Facebook yılda bir kere Hackathon düzenliyor
Hackathon, bilgisayar programcıları, grafik tasarımcıları, arayüz tasarımcıları ve proje yöneticileri de dahil olmak üzere, katılanların yoğun bir şekilde yazılım projelerinin geliştirilmesi amacıyla diğer takımlar ile rekabet içerisinde bulunduğu bir yarışma son tahlilde.
Facebook’un bir nevi yetenek avcılığı da yaptığı bu yarışmayı bu sene Meksikalı bir ekip kazandı. Meksikalı ekibin Human to human ismini verdiği proje, dünya üzerindeki tüm göçmenlerin hayatını kolaylaştırmayı amaçlayan bir yazılım.
Şampiyon ekibin başındaki isim Meksikalı Ivan Lozano, dezavantajlı grupların kendi ülkelerinden uzakta yaşamasını biraz olsun kolaylaştırabilmek adına arkadaşlarıyla Human to human yazılımını gerçekleştirdiklerini ifade ediyor.
Trump’ın örmek istediği duvara delik açan bu uygulamanın Facebook ekosisteminde ödüle değer görülmesi de, tekno-iyimserlik pompalayan Mark Zuckerberg’in en azından duvar konusunda da görüşünü ortaya koyuyor.
Amerika-Meksika sınırı özetle;
Amerika-Meksika sınırı toplam 1,954 mil (3,145 km) uzunluğunda. Sınırın 653 millik bölümünde hali hazırda bariyer, duvar veya boyu 18 feet’i geçen demir tel örgüler bulunuyor.
Bu bariyerlerin çoğunu ise 2006 yılında Güvenli Tel Örgü Yasası (Secure Fence Act) ile George W. Bush inşa etmişti. Sınır boyunca toplamda 30 kontrol noktası ve 25 yasal giriş kapısı bulunuyor.
Sınırın ABD kısmı boyunca, çöl arazisi, dağlık ve kırsal alanlar olduğu gibi, San Ysidro ve El Paso gibi şehirler de yer alıyor.
Ve her yıl milyonlarca Meksikalı bu sınır hatları üzerinden işlerine, evlerine, akrabalarına gidiyor ve dönüyor.

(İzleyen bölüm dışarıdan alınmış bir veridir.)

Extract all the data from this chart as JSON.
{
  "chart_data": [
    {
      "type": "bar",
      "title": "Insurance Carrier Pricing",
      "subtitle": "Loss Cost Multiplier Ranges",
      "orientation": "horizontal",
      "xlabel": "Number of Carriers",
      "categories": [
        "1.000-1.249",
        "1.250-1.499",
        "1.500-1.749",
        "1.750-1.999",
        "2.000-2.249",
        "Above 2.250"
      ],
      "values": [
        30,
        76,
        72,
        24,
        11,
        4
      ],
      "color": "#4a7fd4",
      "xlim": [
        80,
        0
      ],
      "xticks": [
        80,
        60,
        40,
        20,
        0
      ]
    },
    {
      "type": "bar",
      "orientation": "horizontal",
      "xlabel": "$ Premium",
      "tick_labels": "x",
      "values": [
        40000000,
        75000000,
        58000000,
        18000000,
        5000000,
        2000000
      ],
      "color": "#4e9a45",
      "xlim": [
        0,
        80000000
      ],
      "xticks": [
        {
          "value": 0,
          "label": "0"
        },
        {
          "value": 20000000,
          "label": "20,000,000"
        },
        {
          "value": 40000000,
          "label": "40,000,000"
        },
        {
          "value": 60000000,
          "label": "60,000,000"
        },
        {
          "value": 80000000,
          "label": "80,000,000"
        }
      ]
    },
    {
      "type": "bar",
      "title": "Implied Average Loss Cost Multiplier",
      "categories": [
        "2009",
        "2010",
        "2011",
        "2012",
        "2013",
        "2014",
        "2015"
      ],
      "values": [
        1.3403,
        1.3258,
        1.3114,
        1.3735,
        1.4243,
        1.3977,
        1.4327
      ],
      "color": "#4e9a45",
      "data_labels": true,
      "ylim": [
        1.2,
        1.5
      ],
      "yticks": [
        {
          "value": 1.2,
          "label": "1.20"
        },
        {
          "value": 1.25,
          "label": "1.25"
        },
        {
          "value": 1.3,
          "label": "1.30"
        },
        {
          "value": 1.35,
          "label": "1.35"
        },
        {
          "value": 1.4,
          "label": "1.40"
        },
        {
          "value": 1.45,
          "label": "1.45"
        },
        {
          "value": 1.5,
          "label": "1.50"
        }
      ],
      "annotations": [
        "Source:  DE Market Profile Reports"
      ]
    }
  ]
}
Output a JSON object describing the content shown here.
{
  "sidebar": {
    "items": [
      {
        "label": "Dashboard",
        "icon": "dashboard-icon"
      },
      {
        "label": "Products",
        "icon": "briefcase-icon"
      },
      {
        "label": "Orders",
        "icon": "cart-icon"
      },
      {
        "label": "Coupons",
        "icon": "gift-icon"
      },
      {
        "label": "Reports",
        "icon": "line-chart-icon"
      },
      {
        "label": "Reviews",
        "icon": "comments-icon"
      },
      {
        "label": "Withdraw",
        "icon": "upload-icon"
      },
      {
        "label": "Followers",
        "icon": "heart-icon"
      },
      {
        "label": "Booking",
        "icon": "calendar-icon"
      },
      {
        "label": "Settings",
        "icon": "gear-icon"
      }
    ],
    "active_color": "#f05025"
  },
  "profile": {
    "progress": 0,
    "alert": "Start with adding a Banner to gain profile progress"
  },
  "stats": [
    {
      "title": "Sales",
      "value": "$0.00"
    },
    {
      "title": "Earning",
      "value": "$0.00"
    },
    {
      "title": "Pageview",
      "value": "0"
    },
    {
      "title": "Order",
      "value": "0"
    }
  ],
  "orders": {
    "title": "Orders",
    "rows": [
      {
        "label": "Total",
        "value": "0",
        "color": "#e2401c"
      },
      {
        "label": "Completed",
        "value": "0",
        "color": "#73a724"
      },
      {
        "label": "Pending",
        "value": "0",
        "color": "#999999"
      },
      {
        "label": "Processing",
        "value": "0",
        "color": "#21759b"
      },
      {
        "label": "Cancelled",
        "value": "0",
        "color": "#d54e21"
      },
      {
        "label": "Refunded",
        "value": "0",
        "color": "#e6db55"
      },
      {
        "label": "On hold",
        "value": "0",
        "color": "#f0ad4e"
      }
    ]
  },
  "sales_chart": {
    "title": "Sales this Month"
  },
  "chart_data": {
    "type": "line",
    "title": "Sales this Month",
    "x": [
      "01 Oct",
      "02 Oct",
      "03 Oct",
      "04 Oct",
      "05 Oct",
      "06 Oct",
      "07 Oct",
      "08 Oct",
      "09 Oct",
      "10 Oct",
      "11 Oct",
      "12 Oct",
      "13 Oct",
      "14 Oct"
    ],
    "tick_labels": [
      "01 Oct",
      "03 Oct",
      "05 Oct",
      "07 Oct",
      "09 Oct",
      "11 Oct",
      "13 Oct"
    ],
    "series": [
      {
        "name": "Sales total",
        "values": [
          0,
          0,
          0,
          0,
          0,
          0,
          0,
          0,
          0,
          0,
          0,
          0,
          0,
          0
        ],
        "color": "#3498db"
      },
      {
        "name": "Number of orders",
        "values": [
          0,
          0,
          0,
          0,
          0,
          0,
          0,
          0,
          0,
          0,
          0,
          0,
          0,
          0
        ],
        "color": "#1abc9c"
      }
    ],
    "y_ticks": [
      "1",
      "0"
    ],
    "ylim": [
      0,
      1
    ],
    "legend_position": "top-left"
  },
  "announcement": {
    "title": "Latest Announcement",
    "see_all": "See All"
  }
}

Silikon Vadisi'nin Meksikalı komşuları - Facebook'un Meksikalı Şampiyonu yazısını bir Güney Afrikalı ile bitirmek garip duracak, ancak ünlü komedyen Trevor Noah’ın Netflix şovunda kurduğu bir cümle, bizim yazmaya çalıştığımız yazının da özeti gibi aslında.
Noah diyor ki;
“Eğer göçmenlerin gitmesini istiyorsanız, yemeklerinin de bu ülkeden bir daha yenmeyecek şekilde gitmesine razı olmalısınız. Eğer biri göçmen karşıtı söylemde bulunuyorsa Meksika yemekleri yememeli. Taco yememeli! Baharatlı yemeklere veda etmeli. Göçmen yoksa baharat da yok! (baharatı hem mecazi anlamda hem de gerçek anlamıyla kullanıyor)
Eğer göçmenler giderse yiyeceğiniz tek şey patates olur. Sadece patates, hem de baharat veya sos olmaksızın sadece haşlanmış patates!”